I started walking not for weight loss reasons but for health reasons. I like it, but it also highlights for me how sedentary the rest of my day is. I am also limited in the time I can devote to it—and I don’t want to start “redeeming” that time by multitasking, since I enjoy the time away from work and think I need the regular break it gives me. So I’m ripe for Whitten’s suggestion, namely to use a standing desk. Whatever small increase standing gives me over sitting will be multiplied by the many hours I spend at my desk, so I think it’s worth a try. When I return in mid-May from my next trip to El Paso, I plan to make one of these as a relatively inexpensive way of running the experiment.
One seemingly strange thing about Whitten’s book is that it does not say much about how to go about losing weight. This may be for the best, since his greater point is that a focus on weight loss tends to distract from the much more important matter of maintaining a healthy weight through proper eating. Still, anyone who starts out above their healthy weight will need to first reach that weight, presumably by eating at least somewhat differently than they will once a healthy weight is achieved. The only reliable route I’ve discovered so far is the obvious one: calorie restriction.
When I started my diet seven months ago, I sketched out a menu that was roughly 1000 calories short of what I supposedly needed to maintain my weight.
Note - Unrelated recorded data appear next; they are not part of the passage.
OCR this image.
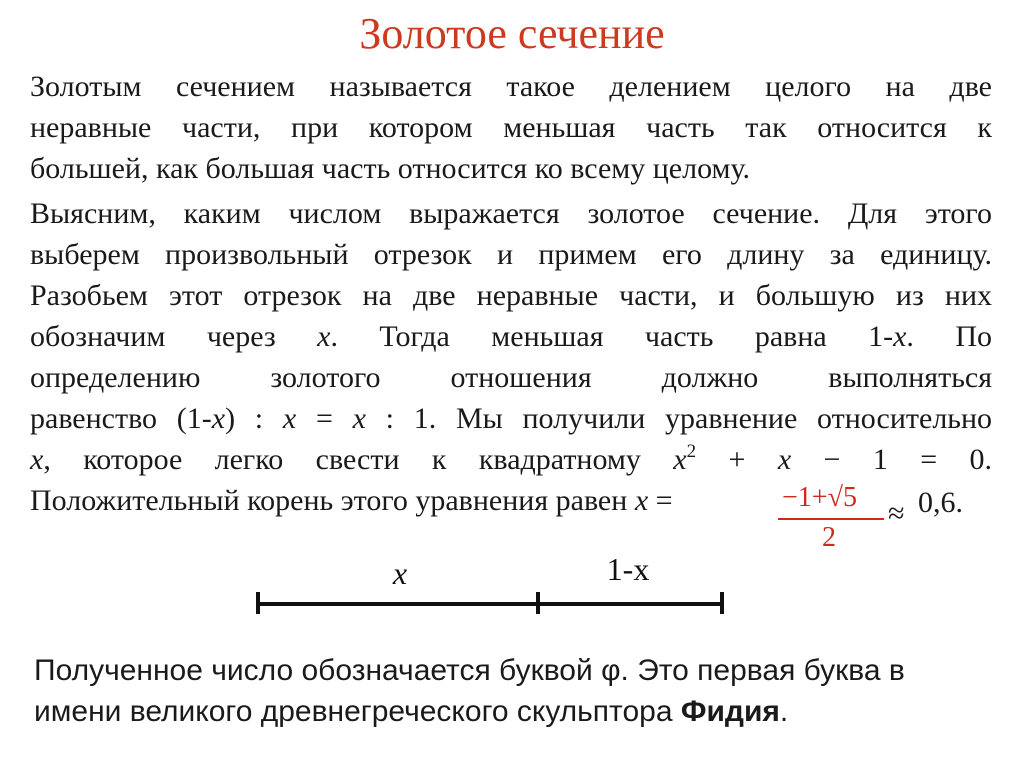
Золотое сечение
Золотым сечением называется такое делением целого на две
неравные части, при котором меньшая часть так относится к
большей, как большая часть относится ко всему целому.
Выясним, каким числом выражается золотое сечение. Для этого
выберем произвольный отрезок и примем его длину за единицу.
Разобьем этот отрезок на две неравные части, и большую из них
обозначим через x. Тогда меньшая часть равна 1-x. По
определению золотого отношения должно выполняться
равенство (1-x) : x = x : 1. Мы получили уравнение относительно
x, которое легко свести к квадратному $x^2 + x - 1 = 0$.
Положительный корень этого уравнения равен x =	−1+√5
2
≈ 0,6.
x	1-x
Полученное число обозначается буквой φ. Это первая буква в
имени великого древнегреческого скульптора Фидия.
That should have resulted in a 2lb-per-week weight loss, and in the early days it did (even faster at the beginning, since I had suddenly put on pounds after staying fairly stable for years). But then the weight loss slowed, even became erratic according to the scale. But my menu is unchanged, my weight is going in the right direction, and I don’t think I’d be happy eating less, so I’m inclined to throw a bit more patience at the problem.
Right now I figure I will reach my original goal in late fall of this year, at which point I will reassess. And whenever I do find the weight I’m happy to maintain, I plan to stick with basically the same menu, except when possible eating reasonable portions of whatever the family is eating for supper. In other words, I plan to abide by my current diet from now on, adding only whatever extra food is needed to keep my weight up.
I know my previous diets failed because I looked at them as temporary mechanisms employed to get me to a particular place, at which time I could go do something different. I’m hoping that by making this current diet into a permanent mindset I can find a way of eating which feels natural to me while still keeping my weight stable. Check back with me in five years to see how it went!